2002 Denver Annual Meeting (October 27-30, 2002)

Paper No. 2
Presentation Time: 8:15 AM


HENRY II, Gary L., Geology, Baylor Univ, 380 Chenot Tr, China Spring, TX 76633 and ALLEN, Peter M., 9000 Chapel Rd Apt 18204, Waco, TX 76712-8183, gary1134@hotmail.com

Four gaged channels with bedrock bottoms and alluvial banks in Ft. Worth, Texas were surveyed in order to calculate effective discharge relationships for use in stream channel restoration efforts. The survey included channel dimensions, slope, and bedload grain size distribution. All four streams were former USGS gage sites with record lengths of 10 to 25 years. Gage data was analyzed to construct flow duration curves. The survey and gage data were combined with two bedload transport equations (Schoklitsch and Yang sand and gravel) to model the effective discharge for each stream. The D50 of the bedload ranged from pebble to cobble size.

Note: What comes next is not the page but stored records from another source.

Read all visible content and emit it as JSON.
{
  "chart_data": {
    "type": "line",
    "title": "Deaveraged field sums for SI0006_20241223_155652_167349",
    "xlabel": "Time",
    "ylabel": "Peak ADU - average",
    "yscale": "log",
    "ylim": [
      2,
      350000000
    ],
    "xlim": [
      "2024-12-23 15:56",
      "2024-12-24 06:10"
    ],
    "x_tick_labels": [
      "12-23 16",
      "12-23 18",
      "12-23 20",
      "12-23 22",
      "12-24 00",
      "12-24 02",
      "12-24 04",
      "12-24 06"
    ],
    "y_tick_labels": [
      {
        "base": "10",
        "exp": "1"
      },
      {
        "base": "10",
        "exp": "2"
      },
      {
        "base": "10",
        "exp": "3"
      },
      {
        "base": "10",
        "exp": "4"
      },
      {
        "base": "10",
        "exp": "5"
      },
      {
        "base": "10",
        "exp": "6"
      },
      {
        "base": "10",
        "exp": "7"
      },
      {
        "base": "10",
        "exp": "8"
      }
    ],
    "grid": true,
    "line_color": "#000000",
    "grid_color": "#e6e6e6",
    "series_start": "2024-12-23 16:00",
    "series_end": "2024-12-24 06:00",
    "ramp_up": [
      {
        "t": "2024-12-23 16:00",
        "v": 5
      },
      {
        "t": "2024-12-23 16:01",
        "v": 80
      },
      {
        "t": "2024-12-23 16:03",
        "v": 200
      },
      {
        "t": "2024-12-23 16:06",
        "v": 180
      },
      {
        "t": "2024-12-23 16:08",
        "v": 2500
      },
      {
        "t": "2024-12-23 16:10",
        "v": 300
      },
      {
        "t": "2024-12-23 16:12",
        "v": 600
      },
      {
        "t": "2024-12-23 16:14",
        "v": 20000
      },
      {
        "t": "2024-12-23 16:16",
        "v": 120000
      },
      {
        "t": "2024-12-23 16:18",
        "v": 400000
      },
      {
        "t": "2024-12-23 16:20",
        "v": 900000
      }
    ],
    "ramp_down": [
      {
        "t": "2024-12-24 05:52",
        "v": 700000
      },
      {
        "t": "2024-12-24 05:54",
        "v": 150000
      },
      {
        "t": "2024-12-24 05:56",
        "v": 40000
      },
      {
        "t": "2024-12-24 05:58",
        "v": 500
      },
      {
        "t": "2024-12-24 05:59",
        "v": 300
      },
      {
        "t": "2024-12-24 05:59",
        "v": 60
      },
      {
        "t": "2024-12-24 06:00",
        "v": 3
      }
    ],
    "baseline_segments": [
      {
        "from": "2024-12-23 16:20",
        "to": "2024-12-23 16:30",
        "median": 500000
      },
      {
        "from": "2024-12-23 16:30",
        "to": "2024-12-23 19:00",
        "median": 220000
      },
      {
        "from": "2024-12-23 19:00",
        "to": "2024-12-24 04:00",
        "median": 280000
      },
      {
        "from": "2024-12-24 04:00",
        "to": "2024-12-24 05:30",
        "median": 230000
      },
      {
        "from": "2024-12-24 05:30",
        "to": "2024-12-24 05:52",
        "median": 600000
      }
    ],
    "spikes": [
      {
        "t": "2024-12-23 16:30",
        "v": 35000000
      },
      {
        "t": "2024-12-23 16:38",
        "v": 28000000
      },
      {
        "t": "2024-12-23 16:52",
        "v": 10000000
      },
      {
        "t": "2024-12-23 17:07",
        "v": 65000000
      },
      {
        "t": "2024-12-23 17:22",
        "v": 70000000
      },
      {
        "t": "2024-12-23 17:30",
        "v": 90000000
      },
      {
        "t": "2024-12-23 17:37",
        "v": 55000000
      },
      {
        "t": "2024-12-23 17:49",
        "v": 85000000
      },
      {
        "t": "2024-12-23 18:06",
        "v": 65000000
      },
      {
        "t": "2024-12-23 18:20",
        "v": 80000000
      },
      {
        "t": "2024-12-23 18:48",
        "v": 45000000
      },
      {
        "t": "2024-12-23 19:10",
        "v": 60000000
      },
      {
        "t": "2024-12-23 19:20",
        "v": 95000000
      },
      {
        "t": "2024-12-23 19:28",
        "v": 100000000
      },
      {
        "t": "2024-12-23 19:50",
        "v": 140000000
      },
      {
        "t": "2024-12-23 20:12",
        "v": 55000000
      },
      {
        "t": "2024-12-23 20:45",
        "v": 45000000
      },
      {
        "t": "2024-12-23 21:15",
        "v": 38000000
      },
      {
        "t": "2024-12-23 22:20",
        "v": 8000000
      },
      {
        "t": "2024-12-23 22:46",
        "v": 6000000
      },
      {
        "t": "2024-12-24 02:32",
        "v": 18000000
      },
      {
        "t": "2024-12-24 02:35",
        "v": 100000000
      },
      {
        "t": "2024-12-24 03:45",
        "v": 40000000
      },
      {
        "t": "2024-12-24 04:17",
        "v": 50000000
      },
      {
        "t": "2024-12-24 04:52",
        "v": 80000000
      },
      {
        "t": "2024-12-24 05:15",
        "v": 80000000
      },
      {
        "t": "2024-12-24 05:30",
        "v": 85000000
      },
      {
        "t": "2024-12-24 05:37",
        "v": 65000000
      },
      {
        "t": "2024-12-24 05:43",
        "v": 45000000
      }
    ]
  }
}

Problems inherent to establishing effective discharge in urban channels relate to increasing discharges due to addition of impervious surfaces and storm sewer systems, channel alterations at gage sites, upstream and downstream channelization, and limited length of of gage records. Despite these problems, correlations between channel slope, grain size distribution, active channel width, effective discharge and drainage area were established. Effective discharges of drainage areas ranging from 2 to 53 square miles were strongly correlated to basin size (R2=0.9437) and had recurrence intervals from 1 to 1.85 years. These trends allow a comparison of effective discharge estimated with historic gage and land use data to current channel and basin characteristics; ratios of discharge allow prescription of new urbanized effective discharge for use in channel design. Present research infers a lag in channel adjustment may be greater than 25 years.